Quel est leur support de prédilection pour s’informer ?

 Leur appétence va massivement vers le numérique, avec lequel ils ont un lien intime. Et surtout sur le smartphone avec la notification qui apparaît sur leur écran. Cela leur paraît souvent suffisant pour s’informer sans qu’ils ne questionnent les algorithmes qui leur adressent ces notifications.

 

Quelle est leur principale source d'information ?

Selon l’étude du CNESCO, l’entourage tout d'abord (83 % en troisième, 90 % en terminale), suivie par les réseaux sociaux : 71 % des collégiens et 84 % des lycéens les consultent. Coté médias traditionnels, la télévision a un impact massif (92 % des troisièmes et 89 % des terminales) suivie par la radio et la presse papier (31 et 36 %). Les jeunes préfèrent les journaux en ligne.

 

Au fond, ils décrochent surtout du papier…

Il peut y avoir un décrochage pour l’écrit, qui pourtant permet de contextualiser et de donner des repères. Le rôle d'un médiateur est alors fondamental (parent, profession, documentaliste). Notre lectorat est légèrement plus féminin : 52 % pour Okapi (10-15 ans) et 60 % pour Phosphore (plus de 14 ans). Mais la presse écrite généraliste ne s’adresse pas suffisamment aux 14-18 ans.

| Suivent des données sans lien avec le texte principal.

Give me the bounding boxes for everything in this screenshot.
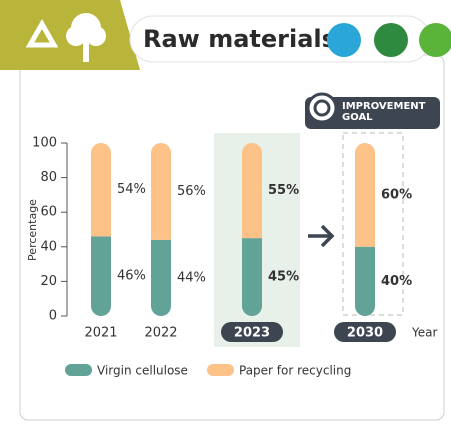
goal-box bbox=[342, 132, 404, 316]
bar-segment bbox=[91, 236, 111, 316]
year-pill bbox=[221, 322, 283, 342]
icon-eye bbox=[374, 23, 408, 57]
bar-segment bbox=[242, 238, 262, 316]
bar-segment bbox=[355, 246, 375, 316]
bar-segment bbox=[242, 143, 262, 239]
icon-tree bbox=[419, 23, 451, 57]
x-tick-label: 2021 bbox=[84, 326, 117, 341]
target-ring bbox=[313, 99, 331, 117]
bar-segment bbox=[151, 143, 171, 240]
bar-segment bbox=[355, 143, 375, 247]
legend-swatch bbox=[207, 364, 234, 376]
legend-label: Paper for recycling bbox=[239, 364, 351, 378]
y-tick-label: 80 bbox=[40, 170, 57, 185]
arrow bbox=[308, 224, 335, 248]
y-axis-label: Percentage bbox=[26, 199, 39, 261]
legend-label: Virgin cellulose bbox=[97, 364, 188, 378]
tree-icon bbox=[66, 13, 106, 62]
icon-water bbox=[327, 23, 361, 57]
chart-title: Raw materials bbox=[143, 25, 336, 53]
value-label: 45% bbox=[268, 270, 299, 285]
x-tick-label: 2022 bbox=[144, 326, 177, 341]
y-tick-label: 100 bbox=[32, 136, 57, 151]
value-label: 54% bbox=[117, 182, 146, 197]
x-axis-label: Year bbox=[411, 326, 437, 340]
bar-segment bbox=[91, 143, 111, 237]
y-tick-label: 0 bbox=[49, 309, 57, 324]
value-label: 44% bbox=[177, 270, 206, 285]
value-label: 46% bbox=[117, 269, 146, 284]
year-pill bbox=[334, 322, 396, 342]
y-tick-label: 40 bbox=[40, 239, 57, 254]
target-icon bbox=[306, 92, 338, 124]
value-label: 40% bbox=[381, 274, 412, 289]
value-label: 56% bbox=[177, 184, 206, 199]
x-tick-label: 2030 bbox=[347, 326, 383, 341]
goal-badge bbox=[305, 97, 440, 129]
legend-swatch bbox=[65, 364, 92, 376]
goal-label-box: IMPROVEMENT GOAL bbox=[342, 101, 426, 123]
recycle-icon bbox=[25, 18, 59, 48]
y-tick-label: 60 bbox=[40, 205, 57, 220]
value-label: 60% bbox=[381, 187, 412, 202]
value-label: 55% bbox=[268, 183, 299, 198]
bar-segment bbox=[151, 239, 171, 316]
x-tick-label: 2023 bbox=[234, 326, 270, 341]
y-tick-label: 20 bbox=[40, 274, 57, 289]
goal-label: IMPROVEMENT GOAL bbox=[342, 101, 426, 123]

Le danger, c’est que les médias n’aillent plus vers ces jeunes, qui ne vont plus vers eux. Il ne faut pas laisser YouTube être leur seule source d’info.
 

 

Quels consommateurs d’info seront-ils demain ?

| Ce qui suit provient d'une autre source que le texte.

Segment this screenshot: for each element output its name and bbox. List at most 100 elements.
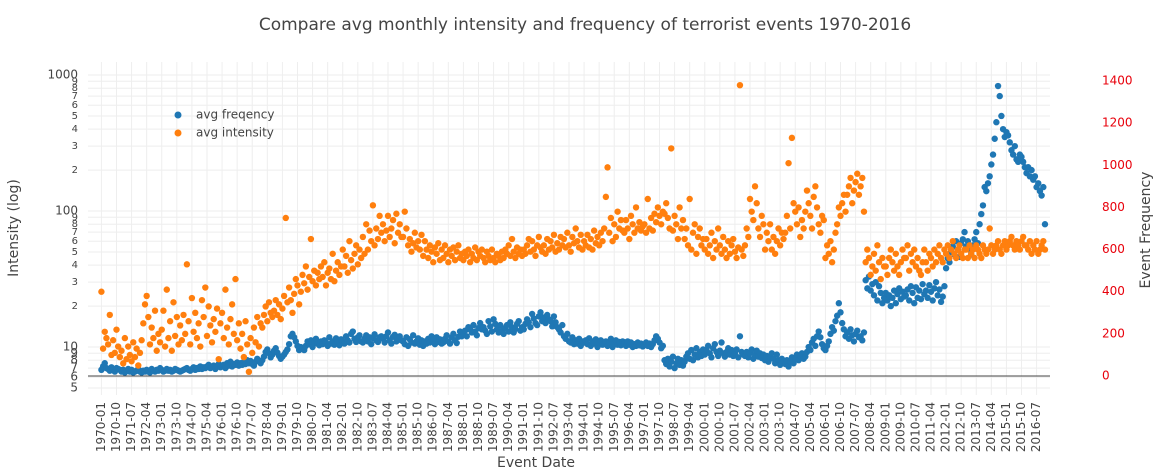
point — [932, 278, 940, 286]
point — [803, 187, 811, 194]
point — [364, 246, 372, 253]
point — [830, 327, 838, 334]
point — [265, 299, 273, 306]
point — [815, 221, 822, 228]
x-tick-label: 2004-07 — [788, 402, 802, 452]
point — [783, 212, 791, 220]
point — [832, 229, 839, 236]
point — [984, 180, 992, 187]
point — [314, 269, 321, 276]
point — [312, 335, 320, 342]
x-tick-label: 2001-07 — [727, 402, 741, 452]
point — [300, 280, 308, 287]
point — [227, 315, 234, 323]
point — [736, 333, 744, 340]
point — [260, 311, 268, 319]
point — [373, 225, 380, 232]
point — [297, 288, 305, 295]
y2-tick-label: 1000 — [1102, 158, 1133, 172]
point — [289, 309, 296, 317]
point — [208, 339, 216, 346]
y-tick-label: 8 — [72, 83, 78, 94]
point — [215, 355, 222, 363]
x-tick-label: 1996-04 — [622, 402, 636, 452]
point — [445, 259, 452, 266]
point — [812, 342, 819, 350]
y-tick-label: 6 — [70, 370, 78, 384]
point — [870, 292, 878, 299]
point — [399, 233, 407, 241]
point — [121, 334, 129, 342]
point — [453, 339, 460, 347]
point — [554, 240, 561, 247]
point — [371, 331, 378, 338]
point — [852, 178, 859, 186]
point — [235, 320, 243, 327]
point — [381, 237, 388, 245]
point — [574, 237, 581, 245]
point — [798, 216, 806, 224]
point — [937, 298, 945, 306]
point — [109, 337, 117, 344]
point — [706, 242, 713, 249]
point — [865, 254, 873, 262]
point — [577, 231, 584, 239]
point — [607, 335, 615, 342]
x-tick-label: 2012-10 — [954, 402, 968, 452]
point — [482, 259, 489, 266]
point — [312, 282, 320, 289]
point — [331, 277, 338, 285]
series — [98, 81, 1049, 376]
point — [693, 250, 700, 257]
x-tick-label: 1987-04 — [441, 402, 455, 452]
point — [860, 208, 868, 215]
point — [244, 341, 251, 348]
point — [931, 285, 938, 292]
point — [810, 193, 817, 201]
point — [173, 313, 181, 321]
point — [813, 204, 821, 211]
point — [441, 242, 449, 249]
point — [884, 297, 891, 304]
point — [714, 225, 722, 232]
point — [485, 317, 492, 325]
x-tick-label: 1990-04 — [501, 402, 515, 452]
point — [726, 250, 734, 257]
y-tick-label: 5 — [72, 247, 78, 258]
point — [790, 200, 797, 207]
point — [632, 204, 640, 211]
point — [902, 254, 910, 262]
point — [237, 345, 244, 352]
point — [917, 271, 925, 279]
point — [1006, 139, 1013, 146]
point — [277, 315, 284, 323]
legend-label: avg intensity — [196, 126, 274, 140]
point — [825, 250, 832, 257]
x-tick-label: 1980-07 — [305, 402, 319, 452]
point — [978, 254, 985, 262]
point — [906, 267, 913, 274]
point — [765, 237, 772, 245]
x-tick-label: 1986-07 — [426, 402, 440, 452]
point — [190, 328, 197, 335]
point — [433, 250, 440, 257]
point — [572, 225, 579, 232]
point — [773, 351, 781, 358]
point — [924, 267, 931, 274]
y-tick-label: 9 — [70, 346, 78, 360]
x-tick-label: 1988-10 — [471, 402, 485, 452]
chart-title: Compare avg monthly intensity and freque… — [259, 15, 911, 35]
point — [342, 252, 350, 260]
x-tick-label: 1971-07 — [124, 402, 138, 452]
point — [1040, 183, 1047, 191]
x-tick-label: 1989-07 — [486, 402, 500, 452]
point — [339, 246, 346, 253]
point — [369, 202, 377, 209]
point — [156, 339, 164, 346]
point — [807, 346, 814, 354]
x-tick-label: 1994-10 — [592, 402, 606, 452]
point — [756, 233, 764, 241]
point — [892, 250, 900, 257]
point — [994, 82, 1002, 90]
point — [817, 229, 824, 236]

Il se dessine un paysage marqué par la force du mobile. Mais la presse écrite peut être un moyen de s’informer en se posant, en prenant le temps d’approfondir pour se forger une opinion.

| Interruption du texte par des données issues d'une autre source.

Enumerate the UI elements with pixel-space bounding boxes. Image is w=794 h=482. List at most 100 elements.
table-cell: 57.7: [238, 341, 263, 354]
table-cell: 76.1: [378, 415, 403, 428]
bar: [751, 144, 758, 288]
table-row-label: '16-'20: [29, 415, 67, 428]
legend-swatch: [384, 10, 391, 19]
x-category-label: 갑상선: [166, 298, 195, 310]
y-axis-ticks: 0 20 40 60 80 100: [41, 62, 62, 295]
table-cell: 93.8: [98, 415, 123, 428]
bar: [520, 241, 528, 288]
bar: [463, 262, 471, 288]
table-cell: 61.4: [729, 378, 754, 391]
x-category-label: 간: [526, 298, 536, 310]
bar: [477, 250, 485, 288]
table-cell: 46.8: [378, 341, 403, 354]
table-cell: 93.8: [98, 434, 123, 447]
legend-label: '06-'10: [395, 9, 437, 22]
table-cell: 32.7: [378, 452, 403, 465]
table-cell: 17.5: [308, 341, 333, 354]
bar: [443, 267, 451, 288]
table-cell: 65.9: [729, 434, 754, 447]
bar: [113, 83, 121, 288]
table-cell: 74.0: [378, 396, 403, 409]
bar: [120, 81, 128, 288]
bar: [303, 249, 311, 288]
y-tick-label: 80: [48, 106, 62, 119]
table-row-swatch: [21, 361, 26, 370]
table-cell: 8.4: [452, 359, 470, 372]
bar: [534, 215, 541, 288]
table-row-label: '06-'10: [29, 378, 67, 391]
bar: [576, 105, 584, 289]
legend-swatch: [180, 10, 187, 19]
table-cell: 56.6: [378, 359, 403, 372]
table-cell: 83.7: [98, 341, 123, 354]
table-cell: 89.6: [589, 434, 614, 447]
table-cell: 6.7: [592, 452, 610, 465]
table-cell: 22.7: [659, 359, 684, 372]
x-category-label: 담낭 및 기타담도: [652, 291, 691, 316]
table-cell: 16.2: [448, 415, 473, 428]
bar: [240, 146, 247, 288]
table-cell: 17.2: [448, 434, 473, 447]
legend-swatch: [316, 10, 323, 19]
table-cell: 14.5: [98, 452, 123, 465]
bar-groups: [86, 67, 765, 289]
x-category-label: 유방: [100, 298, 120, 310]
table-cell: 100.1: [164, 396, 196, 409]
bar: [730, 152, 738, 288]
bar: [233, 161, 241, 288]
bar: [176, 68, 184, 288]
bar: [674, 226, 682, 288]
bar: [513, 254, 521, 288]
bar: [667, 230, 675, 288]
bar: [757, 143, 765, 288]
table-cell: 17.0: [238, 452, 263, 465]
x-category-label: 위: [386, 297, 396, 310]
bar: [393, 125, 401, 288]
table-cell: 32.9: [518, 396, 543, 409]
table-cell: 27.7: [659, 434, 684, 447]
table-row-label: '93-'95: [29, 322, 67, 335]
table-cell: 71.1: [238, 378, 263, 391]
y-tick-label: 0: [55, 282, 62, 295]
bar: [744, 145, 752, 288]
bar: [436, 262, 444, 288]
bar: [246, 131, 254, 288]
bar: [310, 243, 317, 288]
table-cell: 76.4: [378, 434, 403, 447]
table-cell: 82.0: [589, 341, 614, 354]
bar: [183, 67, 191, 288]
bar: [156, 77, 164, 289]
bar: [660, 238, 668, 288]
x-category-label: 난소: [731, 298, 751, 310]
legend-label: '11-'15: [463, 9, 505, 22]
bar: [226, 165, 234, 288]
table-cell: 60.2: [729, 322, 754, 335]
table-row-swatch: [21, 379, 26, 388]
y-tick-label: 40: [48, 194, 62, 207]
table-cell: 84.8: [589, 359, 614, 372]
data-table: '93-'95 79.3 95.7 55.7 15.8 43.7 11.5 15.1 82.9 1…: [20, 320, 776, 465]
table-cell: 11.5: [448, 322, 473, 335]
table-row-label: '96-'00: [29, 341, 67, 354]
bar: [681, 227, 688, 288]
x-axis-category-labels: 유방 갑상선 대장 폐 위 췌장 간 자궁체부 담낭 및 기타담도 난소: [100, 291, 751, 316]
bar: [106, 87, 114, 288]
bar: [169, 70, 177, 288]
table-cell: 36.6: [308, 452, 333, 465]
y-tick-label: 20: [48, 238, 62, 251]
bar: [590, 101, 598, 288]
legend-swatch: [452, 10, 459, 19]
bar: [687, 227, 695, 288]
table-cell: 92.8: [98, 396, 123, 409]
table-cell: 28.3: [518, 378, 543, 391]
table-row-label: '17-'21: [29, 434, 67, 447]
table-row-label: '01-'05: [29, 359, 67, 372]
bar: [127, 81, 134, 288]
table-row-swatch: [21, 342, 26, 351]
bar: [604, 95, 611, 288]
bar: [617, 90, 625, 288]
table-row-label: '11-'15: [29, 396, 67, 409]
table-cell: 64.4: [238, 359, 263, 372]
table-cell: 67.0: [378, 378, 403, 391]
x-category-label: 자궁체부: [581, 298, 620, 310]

Bayard, un groupe tourné vers les jeunes

De Pomme d’Api (pour les 3-7 ans) à Phosphore pour les ados, le groupe Bayard est le champion incontesté de la presse jeunesse. En incluant les éditions Milan Presse, il propose 32 publications. Dans sa nouvelle formule sortie l'année dernière, Phosphore accentue l'interactivité avec son lecteur : « Nous leur demandons de nous poser via Instagram ou Phosphore “Give me five” une question d’actu chaque semaine à laquelle nous répondons. Nous avons traité de questions comme “Bachar est-il un terroriste ?” ou “Les Syriens portent-il du Gucci ?”, autrement dit “y a-t-il des jeunes de leur âge qui y suivent des études et s’achètent des vêtements de marques ?”. Cela nous a amenés à faire tout un dossier sur la guerre en Syrie, qui a commencé alors qu’ils n’étaient pas nés. Nous valorisons aussi les projets porteurs d’espoir en ouvrant notre magazine sur “dix infos qui font du bien” avec des initiatives de jeunes qui s‘engagent positivement notamment » explique David Groison.